Three Tools for Hiring Better Salespeople

by | Aug 5, 2020 | Blog

Your sales team is the foundation of revenue generation for your business. Their talent, skills, and aptitude are the primary determinant of your overall sales performance. 

The best sales strategies, leads, and products are of no value to you without the right team to bring in new business. Hiring people with the right skills and, more importantly, the right attitude, is critical. 

Here are three tools you NEED for successful hiring courtesy of the Sales Arbiter experts.

1- A detailed job description with specific expectations 

Start by establishing a comprehensive set of needs and expectations for the new position. These expectations should be clear to you and to any prospective applicants. 

It is a good idea to include a “day in the life” description of the job. This gives potential applicants a precise picture of what the work entails, preventing misunderstandings or dissonance about expectations.

Starting the search process with a clear picture of your ideal applicant makes the task of hiring more efficient and effective. This strategy allows you to search only for the skills, experience, and personality traits that match the position. 

Good potential fits for the position make a quick rise to the top while those who are not sort themselves out of your applicant pool. 

Sometimes an applicant might be “good on paper” but in practice, the job isn’t a good fit for them. You save time for both you and the applicant by making the job description as detailed as possible. 

2 – A comprehensive compensation system 

Compensation isn’t everything when it comes to job satisfaction, but it’s an important part. 

There are two key reasons it’s important to be straightforward about compensation. 

One, you want applicants to see a direct link between compensation and their job performance. An effective compensation system incentivizes quality work from your team. Keep the structure simple so applicants and current team members are clear about their priorities. 

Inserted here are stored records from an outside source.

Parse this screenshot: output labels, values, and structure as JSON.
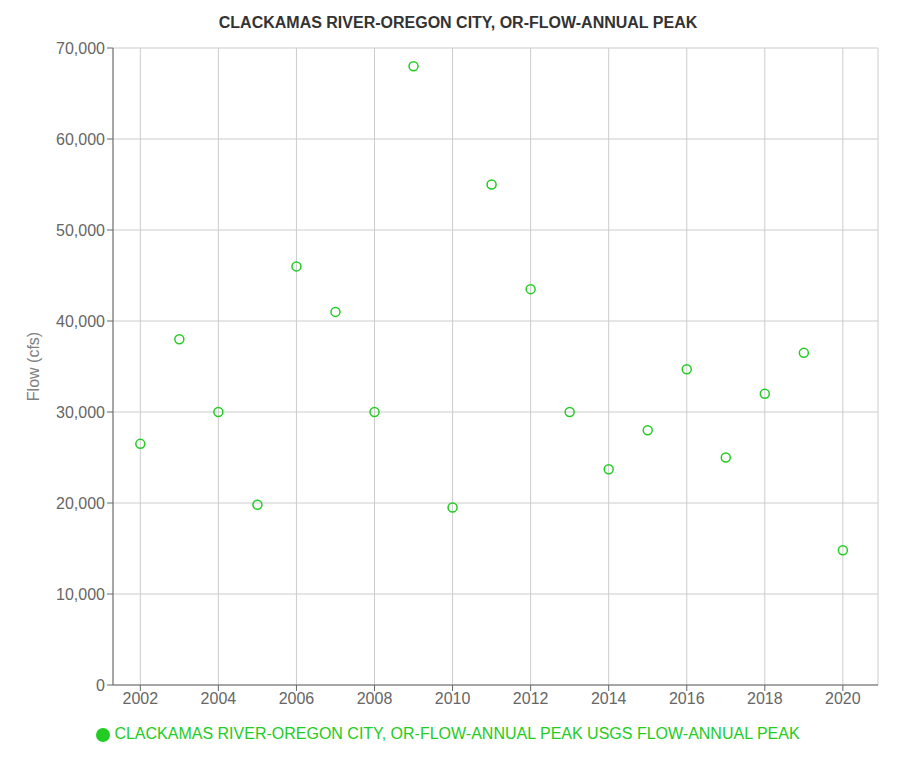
{
  "chart_data": {
    "type": "scatter",
    "title": "CLACKAMAS RIVER-OREGON CITY, OR-FLOW-ANNUAL PEAK",
    "y_label": "Flow (cfs)",
    "x": [
      2002,
      2003,
      2004,
      2005,
      2006,
      2007,
      2008,
      2009,
      2010,
      2011,
      2012,
      2013,
      2014,
      2015,
      2016,
      2017,
      2018,
      2019,
      2020
    ],
    "series": [
      {
        "name": "CLACKAMAS RIVER-OREGON CITY, OR-FLOW-ANNUAL PEAK USGS FLOW-ANNUAL PEAK",
        "color": "#22cc22",
        "marker": "circle",
        "values": [
          26500,
          38000,
          30000,
          19800,
          46000,
          41000,
          30000,
          68000,
          19500,
          55000,
          43500,
          30000,
          23700,
          28000,
          34700,
          25000,
          32000,
          36500,
          14800
        ]
      }
    ],
    "xlim": [
      2001.3,
      2020.9
    ],
    "ylim": [
      0,
      70000
    ],
    "xticks": [
      2002,
      2004,
      2006,
      2008,
      2010,
      2012,
      2014,
      2016,
      2018,
      2020
    ],
    "yticks": [
      0,
      {
        "value": 10000,
        "label": "10,000"
      },
      {
        "value": 20000,
        "label": "20,000"
      },
      {
        "value": 30000,
        "label": "30,000"
      },
      {
        "value": 40000,
        "label": "40,000"
      },
      {
        "value": 50000,
        "label": "50,000"
      },
      {
        "value": 60000,
        "label": "60,000"
      },
      {
        "value": 70000,
        "label": "70,000"
      }
    ],
    "grid": true,
    "legend": "bottom"
  }
}
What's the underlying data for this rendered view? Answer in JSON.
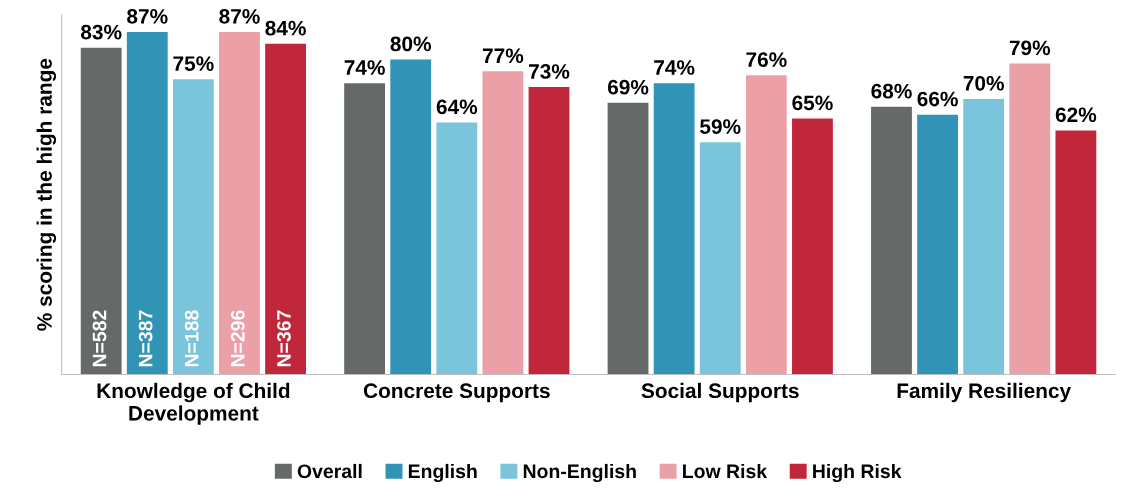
{
  "chart_data": {
    "type": "bar",
    "ylabel": "% scoring in the high range",
    "categories": [
      "Knowledge of Child\nDevelopment",
      "Concrete Supports",
      "Social Supports",
      "Family Resiliency"
    ],
    "series": [
      {
        "name": "Overall",
        "color": "#656a68",
        "values": [
          83,
          74,
          69,
          68
        ],
        "value_labels": [
          "83%",
          "74%",
          "69%",
          "68%"
        ]
      },
      {
        "name": "English",
        "color": "#3194b6",
        "values": [
          87,
          80,
          74,
          66
        ],
        "value_labels": [
          "87%",
          "80%",
          "74%",
          "66%"
        ]
      },
      {
        "name": "Non-English",
        "color": "#7ac4dc",
        "values": [
          75,
          64,
          59,
          70
        ],
        "value_labels": [
          "75%",
          "64%",
          "59%",
          "70%"
        ]
      },
      {
        "name": "Low Risk",
        "color": "#eba0a8",
        "values": [
          87,
          77,
          76,
          79
        ],
        "value_labels": [
          "87%",
          "77%",
          "76%",
          "79%"
        ]
      },
      {
        "name": "High Risk",
        "color": "#c0273a",
        "values": [
          84,
          73,
          65,
          62
        ],
        "value_labels": [
          "84%",
          "73%",
          "65%",
          "62%"
        ]
      }
    ],
    "legend": "bottom",
    "grid": false,
    "annotations": [
      "N=582",
      "N=387",
      "N=188",
      "N=296",
      "N=367"
    ]
  }
}
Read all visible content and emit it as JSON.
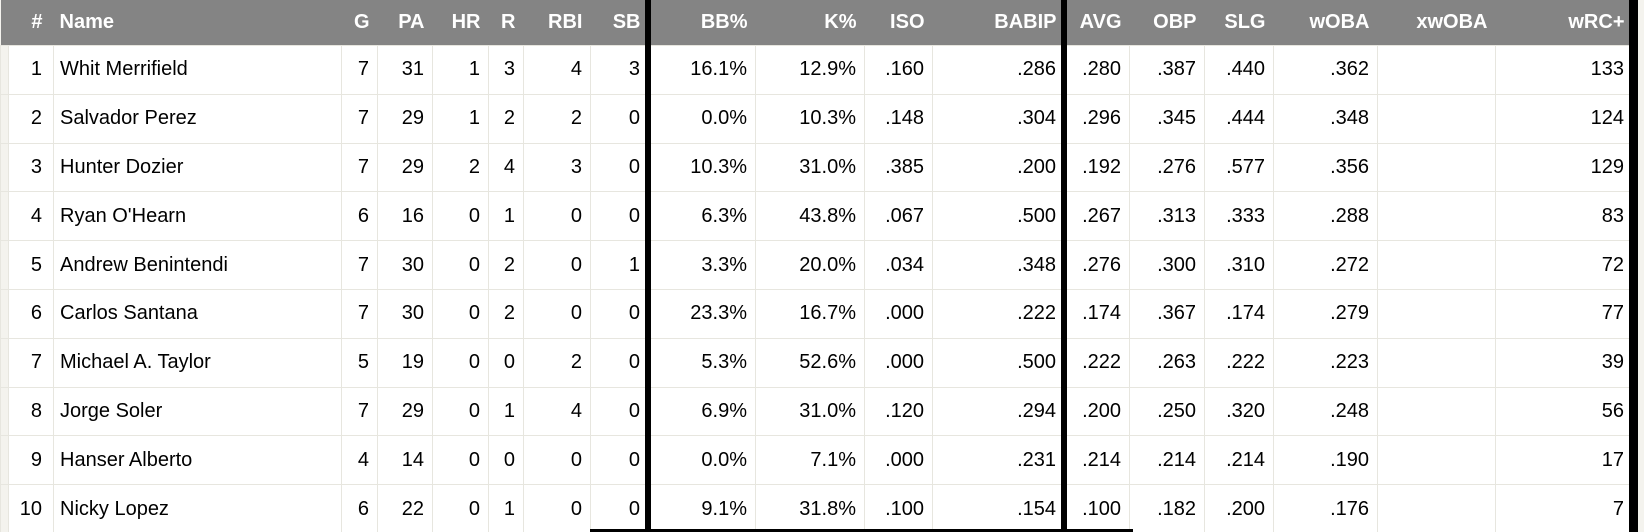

The second reason is to prevent disappointment down the road. It’s tempting to play up the benefits of a position, but don’t make any promises you don’t intend to keep. 

The last thing you want is to have a high-performing team member burn out a few months in because their expectations of success weren’t realized. 

Keep your compensation system simple and directly tied to business objectives. You want it to be something a 12-year-old could understand. 

3 – A process for them to assume their new duties with ease 

Before you put up job postings, start thinking about how to onboard your new hire. 

Once you’ve found the right fit, you want them on the team and at full capacity as soon as possible. 

You want your new hire to know what to do from day one. Confusion leads to frustration.  Make sure you’ve considered the details of the training and positioning the new hire. 

In short, build the ideal position for the ideal applicant. 

Put these tools into practice to ensure you find the right applicant and bring them onto your team without any slowdowns or issues. 

Remember:
People, not processes, create sales success.